The Dayton program works with Five Rivers Health focusing 50 pregnant patients or families with newborns. These families get weekly or monthly produce boxes from Mission of Mary until their child’s first birthday.

It’s Stephen Mackell’s job to make sure those families get the variety of food they need.

“It’s an extra client base for us to serve basically,” he said. “It’s helping us. Our mission is to distribute it to people who wouldn’t be able to afford it or access it.”

As the farm manager at Mission of Mary, he said he tries to make sure the gardens grow culturally-appropriate food and ingredients their clients will want to eat.

“People are particular about what types and varieties in vegetables they want so they’ll request like mustard greens and turnip greens,” he said.

Mission of Mary started in 2009 with one garden in the city’s Twin Towers neighborhood and has since grown to six urban plots producing 60,000 pounds of food every growing season to meet the need of the community. 

“We’ve grown a lot which is fun and put up a lot of green houses,” Mackell said.

He’s gotten to watch much of this growth first hand, both as a volunteer during his college years and now as one of the organization’s leaders. 

Mackell said he never planned to become an urban gardener. He studied economics.

“My interest was like social entrepreneurship and businesses,” he said.

It was the way the organization worked directly to serve its neighbors that attracted Mackell and eventually convinced him to stay on and learn with every season until he was the one teaching University of Dayton interns how to grow the best fruits and vegetables.

“These ones since they didn’t get big in the fall they kind of got to this size and then they stopped,” Mackell said pulling out a few carrots. “So we’re seeing if they take off and grow.”

According to Mackell most of Mission of Mary’s food goes into the CSA boxes they sell to the gardens’ neighbors, often at a reduced prices, but with Produce Perks buying dozens of prescription boxes every year, the organization has expanded its reach.
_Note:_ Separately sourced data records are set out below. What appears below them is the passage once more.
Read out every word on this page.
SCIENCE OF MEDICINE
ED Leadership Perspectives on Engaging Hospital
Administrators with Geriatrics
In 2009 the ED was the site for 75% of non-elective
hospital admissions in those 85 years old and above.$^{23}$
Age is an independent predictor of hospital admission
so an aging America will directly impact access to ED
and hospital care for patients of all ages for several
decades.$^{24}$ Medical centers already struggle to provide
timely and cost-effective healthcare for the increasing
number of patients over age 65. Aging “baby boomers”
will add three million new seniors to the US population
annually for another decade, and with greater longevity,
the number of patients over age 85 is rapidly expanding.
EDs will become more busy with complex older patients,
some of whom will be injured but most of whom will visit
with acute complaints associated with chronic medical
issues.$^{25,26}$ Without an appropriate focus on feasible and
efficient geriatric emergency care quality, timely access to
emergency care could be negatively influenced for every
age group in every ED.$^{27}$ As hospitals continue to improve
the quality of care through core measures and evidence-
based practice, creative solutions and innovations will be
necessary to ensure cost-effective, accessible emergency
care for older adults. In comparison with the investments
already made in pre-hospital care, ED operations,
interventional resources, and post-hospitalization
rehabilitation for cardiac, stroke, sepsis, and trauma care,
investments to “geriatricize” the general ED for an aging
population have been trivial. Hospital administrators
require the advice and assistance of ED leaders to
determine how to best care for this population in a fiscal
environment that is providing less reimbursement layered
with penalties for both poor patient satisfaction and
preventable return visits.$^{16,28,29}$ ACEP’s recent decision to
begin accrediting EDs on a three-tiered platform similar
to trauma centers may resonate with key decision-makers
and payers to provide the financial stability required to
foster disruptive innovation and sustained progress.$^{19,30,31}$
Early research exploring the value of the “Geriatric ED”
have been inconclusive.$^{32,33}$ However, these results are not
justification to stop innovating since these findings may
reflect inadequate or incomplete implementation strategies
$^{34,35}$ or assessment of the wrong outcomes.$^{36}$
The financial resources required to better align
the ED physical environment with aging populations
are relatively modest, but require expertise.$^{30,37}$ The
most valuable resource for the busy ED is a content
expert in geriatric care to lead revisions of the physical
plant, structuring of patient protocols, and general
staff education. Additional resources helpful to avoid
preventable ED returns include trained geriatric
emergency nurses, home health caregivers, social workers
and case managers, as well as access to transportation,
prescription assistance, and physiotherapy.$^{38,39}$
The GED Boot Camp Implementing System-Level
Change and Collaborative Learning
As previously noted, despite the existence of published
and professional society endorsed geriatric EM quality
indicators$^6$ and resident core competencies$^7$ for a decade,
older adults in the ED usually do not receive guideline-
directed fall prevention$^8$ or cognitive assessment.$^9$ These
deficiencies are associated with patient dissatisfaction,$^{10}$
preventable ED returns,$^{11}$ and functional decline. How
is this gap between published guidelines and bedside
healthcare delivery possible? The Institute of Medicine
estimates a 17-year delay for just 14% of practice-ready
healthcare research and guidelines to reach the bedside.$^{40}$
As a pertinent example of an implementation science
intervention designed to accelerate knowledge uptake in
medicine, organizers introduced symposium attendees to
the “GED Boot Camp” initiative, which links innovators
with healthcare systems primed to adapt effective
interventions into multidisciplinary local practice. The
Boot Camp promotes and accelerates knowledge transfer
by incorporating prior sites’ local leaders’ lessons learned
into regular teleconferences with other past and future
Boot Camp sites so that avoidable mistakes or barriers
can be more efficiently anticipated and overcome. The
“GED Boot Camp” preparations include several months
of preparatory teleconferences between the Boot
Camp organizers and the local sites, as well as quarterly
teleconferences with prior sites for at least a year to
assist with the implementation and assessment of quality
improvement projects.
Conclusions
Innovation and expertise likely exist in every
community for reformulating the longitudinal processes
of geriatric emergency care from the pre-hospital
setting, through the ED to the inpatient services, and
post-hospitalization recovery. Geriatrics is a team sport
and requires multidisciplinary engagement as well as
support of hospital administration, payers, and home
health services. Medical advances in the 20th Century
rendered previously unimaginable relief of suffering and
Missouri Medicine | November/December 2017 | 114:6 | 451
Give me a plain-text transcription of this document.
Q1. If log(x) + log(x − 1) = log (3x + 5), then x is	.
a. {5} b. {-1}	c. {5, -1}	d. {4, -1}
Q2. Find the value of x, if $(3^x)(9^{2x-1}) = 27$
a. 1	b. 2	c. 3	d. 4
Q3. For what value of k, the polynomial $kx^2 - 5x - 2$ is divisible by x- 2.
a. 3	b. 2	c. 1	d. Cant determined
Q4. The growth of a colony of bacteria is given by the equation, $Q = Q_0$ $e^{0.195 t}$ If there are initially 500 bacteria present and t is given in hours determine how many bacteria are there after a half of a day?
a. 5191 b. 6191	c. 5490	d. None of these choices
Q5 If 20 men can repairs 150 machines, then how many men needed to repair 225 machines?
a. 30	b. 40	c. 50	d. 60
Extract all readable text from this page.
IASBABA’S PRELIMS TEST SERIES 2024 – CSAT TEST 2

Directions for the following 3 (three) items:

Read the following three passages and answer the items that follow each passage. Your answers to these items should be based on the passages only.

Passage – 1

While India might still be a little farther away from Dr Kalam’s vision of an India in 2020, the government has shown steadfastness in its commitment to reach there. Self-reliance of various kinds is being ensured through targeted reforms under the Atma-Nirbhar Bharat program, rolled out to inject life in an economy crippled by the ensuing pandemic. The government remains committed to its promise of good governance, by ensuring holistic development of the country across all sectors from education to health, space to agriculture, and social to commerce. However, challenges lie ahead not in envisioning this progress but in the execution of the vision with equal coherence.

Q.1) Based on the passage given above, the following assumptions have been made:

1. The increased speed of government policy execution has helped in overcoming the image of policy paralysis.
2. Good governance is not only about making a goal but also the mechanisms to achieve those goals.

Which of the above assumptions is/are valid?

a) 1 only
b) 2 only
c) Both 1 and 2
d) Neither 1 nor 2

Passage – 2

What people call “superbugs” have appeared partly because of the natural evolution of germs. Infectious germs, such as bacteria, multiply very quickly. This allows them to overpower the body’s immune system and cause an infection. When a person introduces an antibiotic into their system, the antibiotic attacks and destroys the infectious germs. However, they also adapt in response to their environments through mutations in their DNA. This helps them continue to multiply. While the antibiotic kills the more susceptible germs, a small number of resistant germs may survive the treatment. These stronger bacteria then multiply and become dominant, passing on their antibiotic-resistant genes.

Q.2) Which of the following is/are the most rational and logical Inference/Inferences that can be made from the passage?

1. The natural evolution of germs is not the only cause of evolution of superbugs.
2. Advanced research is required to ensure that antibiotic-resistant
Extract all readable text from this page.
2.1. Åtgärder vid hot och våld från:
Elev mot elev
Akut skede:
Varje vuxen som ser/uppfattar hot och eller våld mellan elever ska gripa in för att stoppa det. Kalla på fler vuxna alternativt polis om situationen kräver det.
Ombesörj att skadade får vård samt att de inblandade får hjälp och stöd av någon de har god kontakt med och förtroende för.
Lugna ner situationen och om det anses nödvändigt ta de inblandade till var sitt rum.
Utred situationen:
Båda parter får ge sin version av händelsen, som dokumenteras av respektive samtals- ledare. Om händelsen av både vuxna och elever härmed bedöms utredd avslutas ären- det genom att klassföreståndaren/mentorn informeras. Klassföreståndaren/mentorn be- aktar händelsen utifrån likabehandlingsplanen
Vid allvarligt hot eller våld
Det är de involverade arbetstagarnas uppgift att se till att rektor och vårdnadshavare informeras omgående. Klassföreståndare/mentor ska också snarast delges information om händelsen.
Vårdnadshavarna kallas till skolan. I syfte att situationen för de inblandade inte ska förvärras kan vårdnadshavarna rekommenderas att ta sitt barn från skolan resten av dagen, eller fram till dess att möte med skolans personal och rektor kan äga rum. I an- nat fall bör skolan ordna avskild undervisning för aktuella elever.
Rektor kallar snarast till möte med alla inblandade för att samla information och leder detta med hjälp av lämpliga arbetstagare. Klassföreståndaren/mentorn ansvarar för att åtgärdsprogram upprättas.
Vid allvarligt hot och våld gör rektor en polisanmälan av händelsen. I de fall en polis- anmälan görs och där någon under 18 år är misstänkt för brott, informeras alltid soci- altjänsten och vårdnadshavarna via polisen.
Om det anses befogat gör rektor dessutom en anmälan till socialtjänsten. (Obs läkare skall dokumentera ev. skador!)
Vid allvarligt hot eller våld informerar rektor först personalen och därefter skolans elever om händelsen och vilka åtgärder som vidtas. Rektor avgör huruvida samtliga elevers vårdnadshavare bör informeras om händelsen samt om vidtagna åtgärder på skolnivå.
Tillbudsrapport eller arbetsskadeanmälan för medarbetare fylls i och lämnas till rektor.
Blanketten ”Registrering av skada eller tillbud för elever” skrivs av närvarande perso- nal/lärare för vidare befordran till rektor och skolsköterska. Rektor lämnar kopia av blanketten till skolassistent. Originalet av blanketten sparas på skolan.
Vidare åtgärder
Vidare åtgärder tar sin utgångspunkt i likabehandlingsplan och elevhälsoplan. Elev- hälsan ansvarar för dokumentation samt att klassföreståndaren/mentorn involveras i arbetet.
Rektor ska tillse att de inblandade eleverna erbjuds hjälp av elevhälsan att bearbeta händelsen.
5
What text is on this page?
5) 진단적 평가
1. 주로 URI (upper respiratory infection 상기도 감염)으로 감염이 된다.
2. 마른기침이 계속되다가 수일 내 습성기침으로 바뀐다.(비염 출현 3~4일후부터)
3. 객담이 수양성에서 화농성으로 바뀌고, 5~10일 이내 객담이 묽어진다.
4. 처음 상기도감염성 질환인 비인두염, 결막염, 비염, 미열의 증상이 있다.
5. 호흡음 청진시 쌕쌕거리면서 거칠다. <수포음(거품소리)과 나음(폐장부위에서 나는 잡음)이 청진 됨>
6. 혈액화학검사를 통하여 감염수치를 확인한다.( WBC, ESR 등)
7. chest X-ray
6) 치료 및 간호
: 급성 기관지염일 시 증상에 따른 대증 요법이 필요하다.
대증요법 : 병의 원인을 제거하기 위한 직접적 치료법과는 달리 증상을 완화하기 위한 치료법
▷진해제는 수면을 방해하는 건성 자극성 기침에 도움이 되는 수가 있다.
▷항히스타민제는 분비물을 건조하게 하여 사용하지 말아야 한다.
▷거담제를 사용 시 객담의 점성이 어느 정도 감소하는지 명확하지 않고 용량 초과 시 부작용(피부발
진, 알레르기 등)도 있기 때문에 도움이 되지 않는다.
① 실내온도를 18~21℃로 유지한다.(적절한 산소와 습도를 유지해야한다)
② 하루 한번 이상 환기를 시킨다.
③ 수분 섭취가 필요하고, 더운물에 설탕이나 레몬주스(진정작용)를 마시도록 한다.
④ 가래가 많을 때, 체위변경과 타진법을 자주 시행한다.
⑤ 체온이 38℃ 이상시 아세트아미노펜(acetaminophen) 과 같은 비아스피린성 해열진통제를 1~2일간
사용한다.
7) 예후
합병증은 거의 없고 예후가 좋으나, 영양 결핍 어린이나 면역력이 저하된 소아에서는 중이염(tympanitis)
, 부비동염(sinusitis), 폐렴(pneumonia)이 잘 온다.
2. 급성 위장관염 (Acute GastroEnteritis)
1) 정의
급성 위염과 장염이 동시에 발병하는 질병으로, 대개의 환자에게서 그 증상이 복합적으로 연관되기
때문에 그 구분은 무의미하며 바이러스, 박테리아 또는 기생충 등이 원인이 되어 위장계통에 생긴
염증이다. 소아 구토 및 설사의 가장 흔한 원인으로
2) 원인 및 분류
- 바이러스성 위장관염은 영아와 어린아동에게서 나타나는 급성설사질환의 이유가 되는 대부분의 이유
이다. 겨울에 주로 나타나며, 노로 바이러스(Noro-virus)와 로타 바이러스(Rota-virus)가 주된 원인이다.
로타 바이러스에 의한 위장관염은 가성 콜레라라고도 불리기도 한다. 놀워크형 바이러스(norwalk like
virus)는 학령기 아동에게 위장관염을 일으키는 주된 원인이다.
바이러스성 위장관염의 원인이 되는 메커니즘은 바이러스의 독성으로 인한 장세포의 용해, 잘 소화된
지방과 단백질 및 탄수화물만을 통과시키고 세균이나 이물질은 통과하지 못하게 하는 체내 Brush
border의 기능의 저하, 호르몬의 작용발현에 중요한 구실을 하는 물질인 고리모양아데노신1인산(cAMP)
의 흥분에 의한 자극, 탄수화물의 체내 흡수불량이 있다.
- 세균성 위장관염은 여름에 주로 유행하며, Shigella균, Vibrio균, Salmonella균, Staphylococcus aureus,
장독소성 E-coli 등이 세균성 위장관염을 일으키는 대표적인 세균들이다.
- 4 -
Mackell packs CSA from Mission of Mary Cooperative

This year Mission of Mary will also serve a new community just starting its Produce Rx program, Middletown, serving 25 more food insecure families through Centerpoint Health.

According to Produce Perks, the program has expanded more than 700% since it opened and its infant vitality program has been particularly successful. The program reports 94% of infants born in the program meet their target growth goals.

Meanwhile at the Mission of Mary farm, the focus is growing the best medicine to meet that need year round.

“It’s definitely affected like how much we plan to save and distribute over the winter time,” Mackell said.

That means, the greenhouses are always busy, their storage is often full, and the volunteers and interns are always hard at work, ensuring their neighbors get the food and medicine they need to live healthier lives.